Nauczyć się czytać to nauczyć się żyć. Potrzebna jest wstępna ciekawość, która nas mobilizuje do podjęcia wysiłku czytania. Lecz nad tą ciekawością trzeba zapanować, gdy dąży ona do zdominowania naszej woli. Potrzebna jest postawa poszukiwania odpowiedzi na ważne pytania człowieka i społeczeństwa. Również konieczna jest też postawa niezadowolenia z powierzchownych wizji życia i człowieka.
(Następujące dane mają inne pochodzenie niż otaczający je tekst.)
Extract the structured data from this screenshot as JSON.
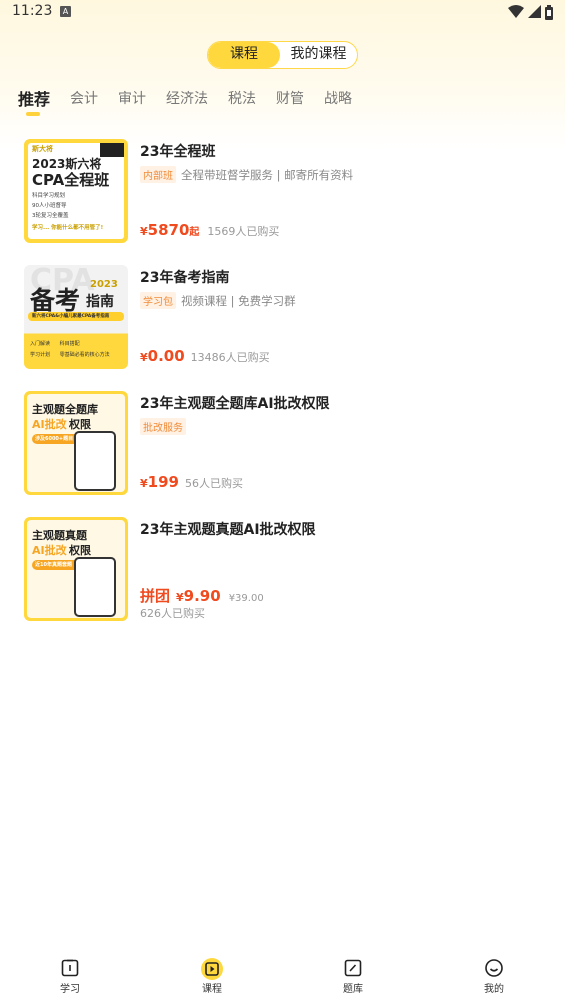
{
  "status_bar": {
    "time": "11:23",
    "notif_icon": "A"
  },
  "segment": {
    "tabs": [
      {
        "label": "课程"
      },
      {
        "label": "我的课程"
      }
    ]
  },
  "categories": [
    {
      "label": "推荐"
    },
    {
      "label": "会计"
    },
    {
      "label": "审计"
    },
    {
      "label": "经济法"
    },
    {
      "label": "税法"
    },
    {
      "label": "财管"
    },
    {
      "label": "战略"
    }
  ],
  "courses": [
    {
      "title": "23年全程班",
      "tag": "内部班",
      "subtitle": "全程带班督学服务 | 邮寄所有资料",
      "yen": "¥",
      "price": "5870",
      "price_suffix": "起",
      "sold": "1569人已购买",
      "thumb": {
        "brand": "斯大将",
        "line1": "2023斯六将",
        "line2": "CPA全程班",
        "bullets": [
          "科目学习规划",
          "90人小班督导",
          "3轮复习全覆盖"
        ],
        "footer": "学习... 你能什么都不用管了!"
      }
    },
    {
      "title": "23年备考指南",
      "tag": "学习包",
      "subtitle": "视频课程 | 免费学习群",
      "yen": "¥",
      "price": "0.00",
      "sold": "13486人已购买",
      "thumb": {
        "bg_text": "CPA",
        "line1": "备考",
        "year": "2023",
        "line2": "指南",
        "banner": "新六将CPA&小编儿家最CPA备考指南",
        "chips": [
          "入门解读",
          "科目搭配",
          "学习计划",
          "零基础必看的核心方法"
        ]
      }
    },
    {
      "title": "23年主观题全题库AI批改权限",
      "tag": "批改服务",
      "yen": "¥",
      "price": "199",
      "sold": "56人已购买",
      "thumb": {
        "line1": "主观题全题库",
        "line2a": "AI批改",
        "line2b": "权限",
        "chip": "涉及6000+题目"
      }
    },
    {
      "title": "23年主观题真题AI批改权限",
      "group_label": "拼团",
      "yen": "¥",
      "price": "9.90",
      "original_price": "¥39.00",
      "sold": "626人已购买",
      "thumb": {
        "line1": "主观题真题",
        "line2a": "AI批改",
        "line2b": "权限",
        "chip": "近10年真题套题"
      }
    }
  ],
  "bottom_nav": [
    {
      "label": "学习",
      "icon": "book-icon"
    },
    {
      "label": "课程",
      "icon": "play-icon"
    },
    {
      "label": "题库",
      "icon": "edit-icon"
    },
    {
      "label": "我的",
      "icon": "smile-icon"
    }
  ],
  "colors": {
    "accent": "#ffd83d",
    "price": "#f04a1f",
    "tag_text": "#f08c3a",
    "tag_bg": "#fff1e3"
  }
}
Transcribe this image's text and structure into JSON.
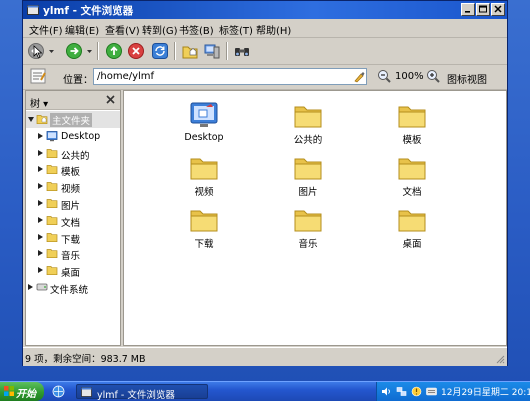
{
  "window": {
    "title": "ylmf - 文件浏览器"
  },
  "menu": [
    "文件(F)",
    "编辑(E)",
    "查看(V)",
    "转到(G)",
    "书签(B)",
    "标签(T)",
    "帮助(H)"
  ],
  "toolbar": {
    "icons": [
      "back-icon",
      "forward-icon",
      "up-icon",
      "stop-icon",
      "reload-icon",
      "home-icon",
      "computer-icon",
      "search-icon"
    ]
  },
  "location": {
    "label": "位置：",
    "path": "/home/ylmf",
    "zoom": "100%",
    "view": "图标视图"
  },
  "sidebar": {
    "title": "树",
    "items": [
      {
        "label": "主文件夹",
        "icon": "home-folder-icon",
        "expanded": true,
        "selected": true
      },
      {
        "label": "Desktop",
        "icon": "desktop-icon"
      },
      {
        "label": "公共的",
        "icon": "folder-icon"
      },
      {
        "label": "模板",
        "icon": "folder-icon"
      },
      {
        "label": "视频",
        "icon": "folder-icon"
      },
      {
        "label": "图片",
        "icon": "folder-icon"
      },
      {
        "label": "文档",
        "icon": "folder-icon"
      },
      {
        "label": "下载",
        "icon": "folder-icon"
      },
      {
        "label": "音乐",
        "icon": "folder-icon"
      },
      {
        "label": "桌面",
        "icon": "folder-icon"
      },
      {
        "label": "文件系统",
        "icon": "drive-icon"
      }
    ]
  },
  "files": [
    {
      "label": "Desktop",
      "icon": "desktop-icon"
    },
    {
      "label": "公共的",
      "icon": "folder-icon"
    },
    {
      "label": "模板",
      "icon": "folder-icon"
    },
    {
      "label": "视频",
      "icon": "folder-icon"
    },
    {
      "label": "图片",
      "icon": "folder-icon"
    },
    {
      "label": "文档",
      "icon": "folder-icon"
    },
    {
      "label": "下载",
      "icon": "folder-icon"
    },
    {
      "label": "音乐",
      "icon": "folder-icon"
    },
    {
      "label": "桌面",
      "icon": "folder-icon"
    }
  ],
  "status": "9 项，剩余空间：983.7 MB",
  "taskbar": {
    "start": "开始",
    "task": "ylmf - 文件浏览器",
    "clock": "12月29日星期二 20:1"
  },
  "colors": {
    "title_bar": "#0a3ea8",
    "desktop": "#2a5cc4",
    "taskbar": "#2457cf",
    "start": "#2f9a2f",
    "folder": "#f3d45a",
    "tray": "#0f6bd1"
  }
}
Kiedy postawa poszukiwania degraduje się w ducha niezgody, musimy ją opanować. Potrzeba nam ducha zrozumienia, który otworzy nas na doświadczenia innych i usunie uprzedzenia pochodzące z ignorancji. Duch wyrozumiałości ma wszakże swoje granice. Nie może przekształcić się w tendencję do zaprzeczania prawdzie i bezkrytycznego przyjmowania błędów. Zaznaczmy, że lektura nie jest tylko rozrywką umysłową. Często wymaga wysiłku: zresztą, żeby nauczyć się czytać, trzeba także zaakceptować wysiłek. Nie wolno rezygnować z ambitnych celów, z tej pracy ducha, która prowadzi nas po pochyłej wzwyż. Nie wolno pójść na intelektualną łatwiznę.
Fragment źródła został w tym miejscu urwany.